A few years ago, a group called Team Xecuter began releasing mod kits for the Nintendo Switch. That’s nothing new — cracking game consoles to run homebrew software has been common for ages. However, most people modding their consoles do so to play pirated ROMs, and Team Xecuter made the mistake of leaning into the piracy angle in private while publicly promoting homebrew development. With the feds in possession of some damning emails, one member of Team Xecuter has pleaded guilty to criminal copyright infringement and will pay Nintendo $4.5 million in damages, according to documents reviewed by TorrentFreak.
Team Xecuter started its Switch project with a USB dongle that could load the custom SX OS on the device, but that only worked on early units with a flawed Tegra chip. Newer hardware required a mod chip that you would install inside the console. Nintendo sued to stop the sale of these devices, but that is separate from the criminal investigation that ensnared Gary Bowser, known online as GaryOPA. The 51-year-old was arrested last year, along with French national Max Louarn, who is still awaiting extradition to the US. A Chinese national named Yuanning Chen is also sought but is most likely beyond the reach of authorities.

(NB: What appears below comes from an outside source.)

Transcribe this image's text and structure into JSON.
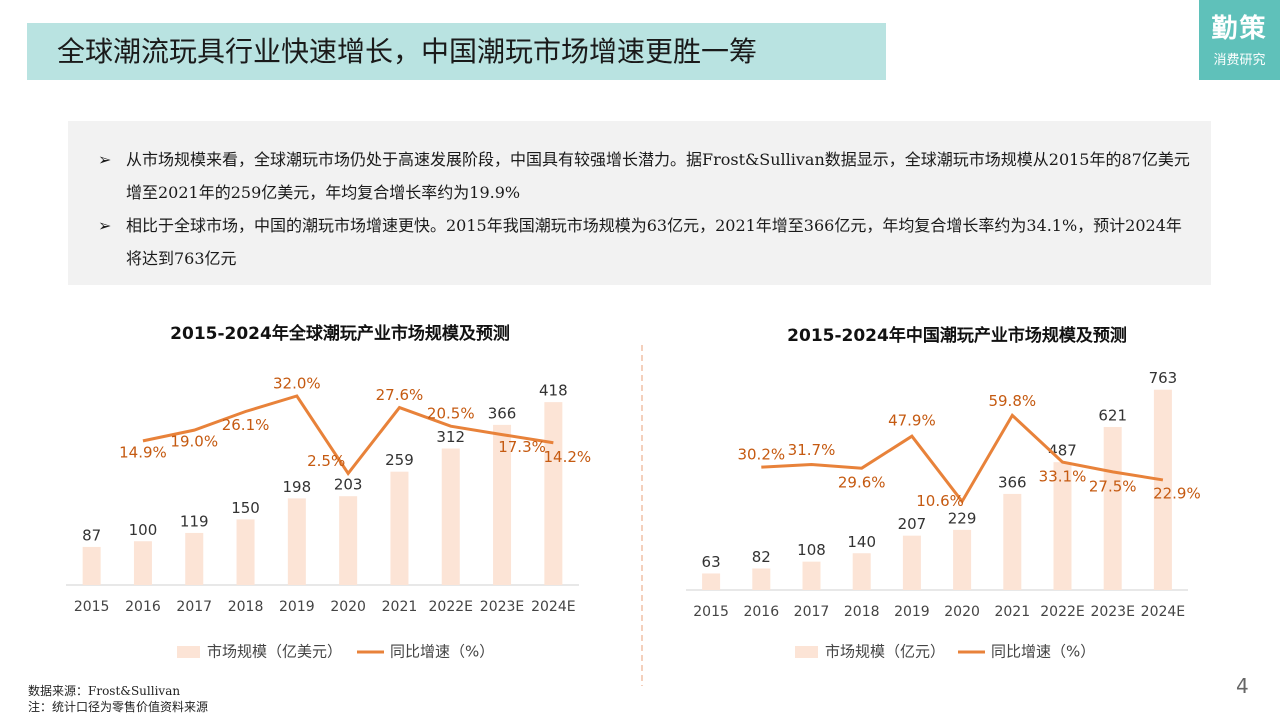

Bowser, who shares a fitting last name with Nintendo of America president Doug Bowser, has pleaded guilty to two of the original 11 charges; conspiracy to traffic in circumvention devices, and actually trafficking in them. Key to the government’s case was email correspondence in which Bowser admitted he was spending time developing “underground” stuff for SX OS that would make popular pirated ROM repositories easier to use. He also explored hosting ROMs on a secure server to further streamline the process. This undercut Team Xecuter’s public claim that it was merely providing tools for running homebrew software.
Nintendo claims it lost between $65 and $150 million due to the Xecuter scheme, but that’s impossible to know. Some people probably did only want the SX kits to run their own custom software or backed-up content, but SX OS still circumvented copy protection systems. Like it or not, the law is pretty clear on this sort of endeavor.
While Bowser says he only made about $320,000 for his part in Team Xecuter, he’s agreed to pay Nintendo $4.5 million in damages. Bowser could also get slapped with another $750,000 in criminal fines at sentencing. The court could also impose up to five years in prison for each of the two guilty pleas. Bowser hasn’t been officially promised leniency, according to sentencing documents.